What it needed was a smaller, human story, or to go pure historical...a better story would be a time displaced human trying to change history for smaller personal reasons. Or the old Aztecs standby...someone trying to change the culture overnight with future knowledge, and the Doctor having to make sure history unfolds at its correct pace, even if that feels like the wrong thing to do.
(Basically what Demons of the Punjab gets right is that it is this smaller personal story tied to a companion. History is the setting, it’s historical events are not the story, the small personal one is.)

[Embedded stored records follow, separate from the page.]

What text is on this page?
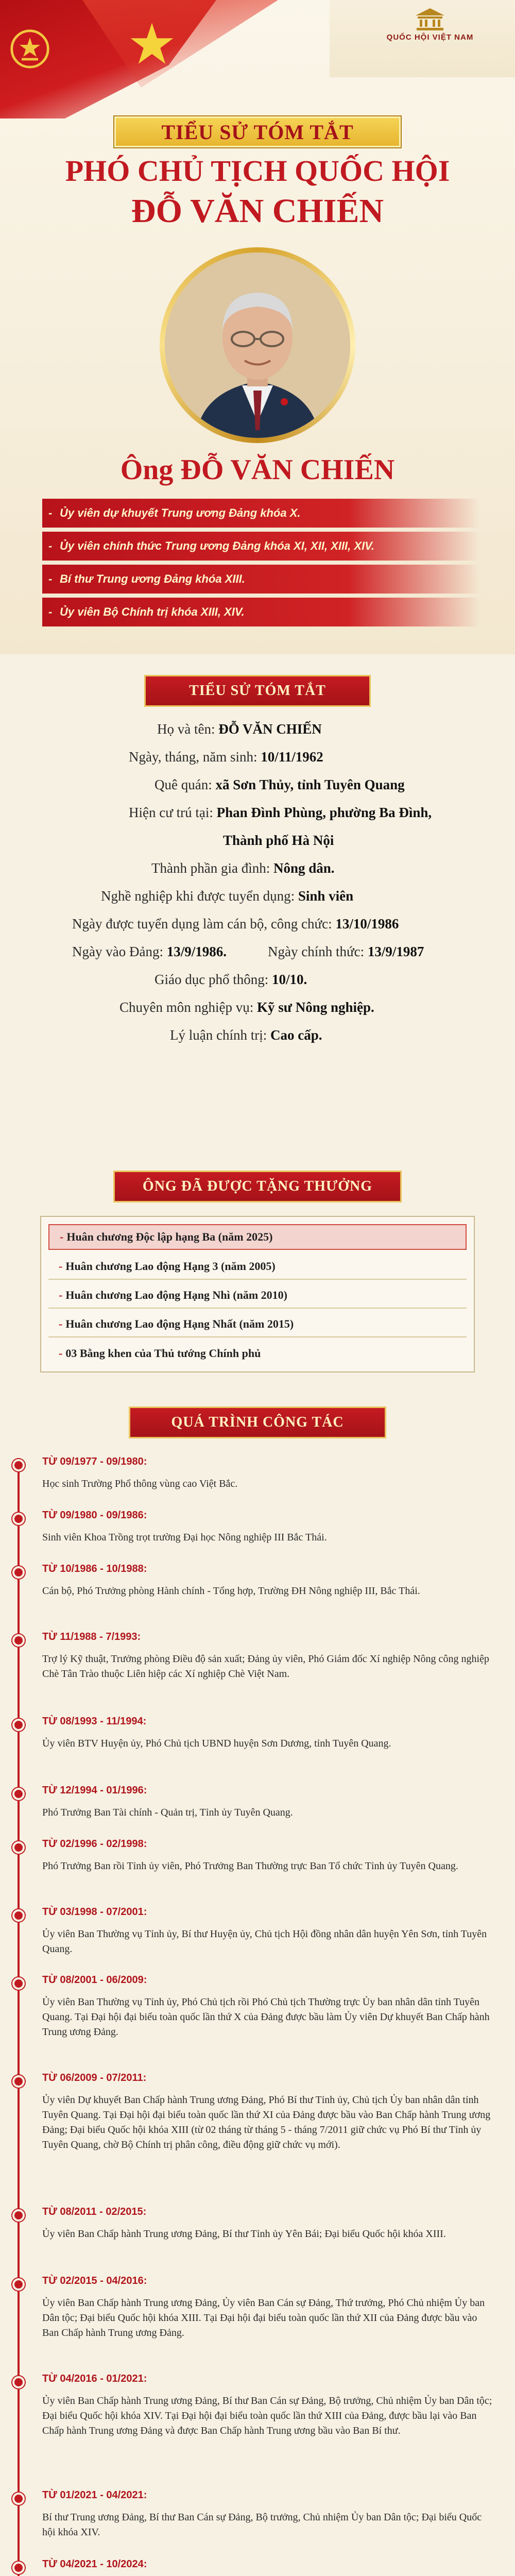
QUỐC HỘI VIỆT NAM
TIỂU SỬ TÓM TẮT
PHÓ CHỦ TỊCH QUỐC HỘI
ĐỖ VĂN CHIẾN
Ông ĐỖ VĂN CHIẾN
- Ủy viên dự khuyết Trung ương Đảng khóa X.
- Ủy viên chính thức Trung ương Đảng khóa XI, XII, XIII, XIV.
- Bí thư Trung ương Đảng khóa XIII.
- Ủy viên Bộ Chính trị khóa XIII, XIV.
TIỂU SỬ TÓM TẮT
Họ và tên: ĐỖ VĂN CHIẾN
Ngày, tháng, năm sinh: 10/11/1962
Quê quán: xã Sơn Thủy, tỉnh Tuyên Quang
Hiện cư trú tại: Phan Đình Phùng, phường Ba Đình,
Thành phố Hà Nội
Thành phần gia đình: Nông dân.
Nghề nghiệp khi được tuyển dụng: Sinh viên
Ngày được tuyển dụng làm cán bộ, công chức: 13/10/1986
Ngày vào Đảng: 13/9/1986.	Ngày chính thức: 13/9/1987
Giáo dục phổ thông: 10/10.
Chuyên môn nghiệp vụ: Kỹ sư Nông nghiệp.
Lý luận chính trị: Cao cấp.
ÔNG ĐÃ ĐƯỢC TẶNG THƯỞNG
- Huân chương Độc lập hạng Ba (năm 2025)
- Huân chương Lao động Hạng 3 (năm 2005)
- Huân chương Lao động Hạng Nhì (năm 2010)
- Huân chương Lao động Hạng Nhất (năm 2015)
- 03 Bằng khen của Thủ tướng Chính phủ
QUÁ TRÌNH CÔNG TÁC
TỪ 09/1977 - 09/1980:
Học sinh Trường Phổ thông vùng cao Việt Bắc.
TỪ 09/1980 - 09/1986:
Sinh viên Khoa Trồng trọt trường Đại học Nông nghiệp III Bắc Thái.
TỪ 10/1986 - 10/1988:
Cán bộ, Phó Trưởng phòng Hành chính - Tổng hợp, Trường ĐH Nông nghiệp III, Bắc Thái.
TỪ 11/1988 - 7/1993:
Trợ lý Kỹ thuật, Trưởng phòng Điều độ sản xuất; Đảng ủy viên, Phó Giám đốc Xí nghiệp Nông công nghiệp Chè Tân Trào thuộc Liên hiệp các Xí nghiệp Chè Việt Nam.
TỪ 08/1993 - 11/1994:
Ủy viên BTV Huyện ủy, Phó Chủ tịch UBND huyện Sơn Dương, tỉnh Tuyên Quang.
TỪ 12/1994 - 01/1996:
Phó Trưởng Ban Tài chính - Quản trị, Tỉnh ủy Tuyên Quang.
TỪ 02/1996 - 02/1998:
Phó Trưởng Ban rồi Tỉnh ủy viên, Phó Trưởng Ban Thường trực Ban Tổ chức Tỉnh ủy Tuyên Quang.
TỪ 03/1998 - 07/2001:
Ủy viên Ban Thường vụ Tỉnh ủy, Bí thư Huyện ủy, Chủ tịch Hội đồng nhân dân huyện Yên Sơn, tỉnh Tuyên Quang.
TỪ 08/2001 - 06/2009:
Ủy viên Ban Thường vụ Tỉnh ủy, Phó Chủ tịch rồi Phó Chủ tịch Thường trực Ủy ban nhân dân tỉnh Tuyên Quang. Tại Đại hội đại biểu toàn quốc lần thứ X của Đảng được bầu làm Ủy viên Dự khuyết Ban Chấp hành Trung ương Đảng.
TỪ 06/2009 - 07/2011:
Ủy viên Dự khuyết Ban Chấp hành Trung ương Đảng, Phó Bí thư Tỉnh ủy, Chủ tịch Ủy ban nhân dân tỉnh Tuyên Quang. Tại Đại hội đại biểu toàn quốc lần thứ XI của Đảng được bầu vào Ban Chấp hành Trung ương Đảng; Đại biểu Quốc hội khóa XIII (từ 02 tháng từ tháng 5 - tháng 7/2011 giữ chức vụ Phó Bí thư Tỉnh ủy Tuyên Quang, chờ Bộ Chính trị phân công, điều động giữ chức vụ mới).
TỪ 08/2011 - 02/2015:
Ủy viên Ban Chấp hành Trung ương Đảng, Bí thư Tỉnh ủy Yên Bái; Đại biểu Quốc hội khóa XIII.
TỪ 02/2015 - 04/2016:
Ủy viên Ban Chấp hành Trung ương Đảng, Ủy viên Ban Cán sự Đảng, Thứ trưởng, Phó Chủ nhiệm Ủy ban Dân tộc; Đại biểu Quốc hội khóa XIII. Tại Đại hội đại biểu toàn quốc lần thứ XII của Đảng được bầu vào Ban Chấp hành Trung ương Đảng.
TỪ 04/2016 - 01/2021:
Ủy viên Ban Chấp hành Trung ương Đảng, Bí thư Ban Cán sự Đảng, Bộ trưởng, Chủ nhiệm Ủy ban Dân tộc; Đại biểu Quốc hội khóa XIV. Tại Đại hội đại biểu toàn quốc lần thứ XIII của Đảng, được bầu lại vào Ban Chấp hành Trung ương Đảng và được Ban Chấp hành Trung ương bầu vào Ban Bí thư.
TỪ 01/2021 - 04/2021:
Bí thư Trung ương Đảng, Bí thư Ban Cán sự Đảng, Bộ trưởng, Chủ nhiệm Ủy ban Dân tộc; Đại biểu Quốc hội khóa XIV.
TỪ 04/2021 - 10/2024:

It needed more time to bake, and certainly the question needed asking, not ‘is It right to choose this moment in history to tell people about?’ (Because people should know about it, even if practically everyone does...though that’s probably why Who never does the Gunpowder Plot...we all know how it goes, and it’s far too politically charged to touch in an entertainment show for families.) so much as ‘is this the right moment to do in Doctor Who?’ And if you are determined to do it, a lot more needs to go into ‘how do we make that work?’ And not quite enough went into that. Enough to be respectful and not piss people off yes, but not enough to make it really make sense.

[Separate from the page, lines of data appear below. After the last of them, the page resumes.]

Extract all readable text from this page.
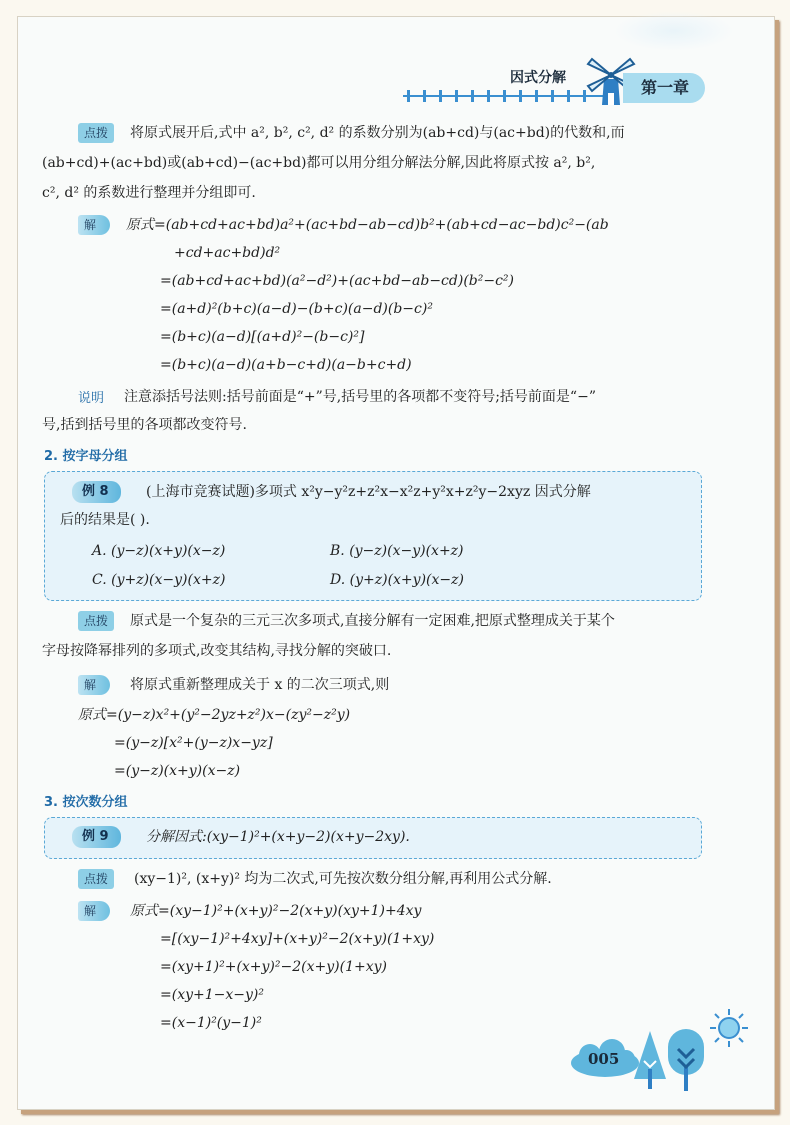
因式分解	第一章
点拨	将原式展开后,式中 a², b², c², d² 的系数分别为(ab+cd)与(ac+bd)的代数和,而
(ab+cd)+(ac+bd)或(ab+cd)−(ac+bd)都可以用分组分解法分解,因此将原式按 a², b²,
c², d² 的系数进行整理并分组即可.
解	原式=(ab+cd+ac+bd)a²+(ac+bd−ab−cd)b²+(ab+cd−ac−bd)c²−(ab
+cd+ac+bd)d²
=(ab+cd+ac+bd)(a²−d²)+(ac+bd−ab−cd)(b²−c²)
=(a+d)²(b+c)(a−d)−(b+c)(a−d)(b−c)²
=(b+c)(a−d)[(a+d)²−(b−c)²]
=(b+c)(a−d)(a+b−c+d)(a−b+c+d)
说明 注意添括号法则:括号前面是“+”号,括号里的各项都不变符号;括号前面是“−”
号,括到括号里的各项都改变符号.
2. 按字母分组
例 8	(上海市竞赛试题)多项式 x²y−y²z+z²x−x²z+y²x+z²y−2xyz 因式分解
后的结果是( ).
A. (y−z)(x+y)(x−z)	B. (y−z)(x−y)(x+z)
C. (y+z)(x−y)(x+z)	D. (y+z)(x+y)(x−z)
点拨	原式是一个复杂的三元三次多项式,直接分解有一定困难,把原式整理成关于某个
字母按降幂排列的多项式,改变其结构,寻找分解的突破口.
解	将原式重新整理成关于 x 的二次三项式,则
原式=(y−z)x²+(y²−2yz+z²)x−(zy²−z²y)
=(y−z)[x²+(y−z)x−yz]
=(y−z)(x+y)(x−z)
3. 按次数分组
例 9	分解因式:(xy−1)²+(x+y−2)(x+y−2xy).
点拨	(xy−1)², (x+y)² 均为二次式,可先按次数分组分解,再利用公式分解.
解	原式=(xy−1)²+(x+y)²−2(x+y)(xy+1)+4xy
=[(xy−1)²+4xy]+(x+y)²−2(x+y)(1+xy)
=(xy+1)²+(x+y)²−2(x+y)(1+xy)
=(xy+1−x−y)²
=(x−1)²(y−1)²
005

Imagine if you will, that it turns out the villain is an older, time displaced Graham ( a la Amy) who having been separated from the others with Ryan at some other point in the episode actually did see and fail Ryan being lynched (we don’t need to see any of this, because it’s all personal to this older Graham.) and turns to violently trying to bring about the end to segregation using foreknowledge etc. He plans to shoot the police that take Rosa off the bus say, and begin a violent campaign there, Or perhaps it is simply that Older Graham knows it was the same officers that killed ‘his’ Ryan, and it’s a little smaller but will get bigger.
This is antiethical to the peaceful aims of MLK (Who is perhaps friends with the older Graham, not realising his darker purpose.) and the Doctor (Who is responsible for Older Graham’s darker path by inadvertently causing this temporal shenanigans in the first place) and her companions, including the young Graham and still-living Ryan, have to prevent this and find the right place to intervene to make sure Graham and Ryan don’t end up in the situation that creates it in the first place.
Now there is a personal story, personal stakes for the shows characters. There’s a thematic link about peaceful protest and why the Doctor doesn’t interfere in history, how violence begets violence (perhaps we see a future where the whole earth is segregated following the violence that Old Graham creates accidentally spreading across the globe and the knee jerk reaction to that.) and at no point do we need to take anything away from actual historical events or compromise the lead characters (apart from a version of Graham that Graham himself will ultimately deal with perhaps in a way very similar to his role in events in the actual episode. Perhaps he grapples himself and we get the old blinovitch limitation effect going boom and putting things back to ‘normal’ history.) whilst still showcasing an historical event. This also helps build the characters across the series, and ties in with the final episode as we saw it...Graham knows not to go for vengeance, because he’s seen what it did to the other version of him.
That is just off the cuff thinking literally as I typed...but it makes more sense than Space Rascist, and making Ryan into a (gunwielding) killer by proxy.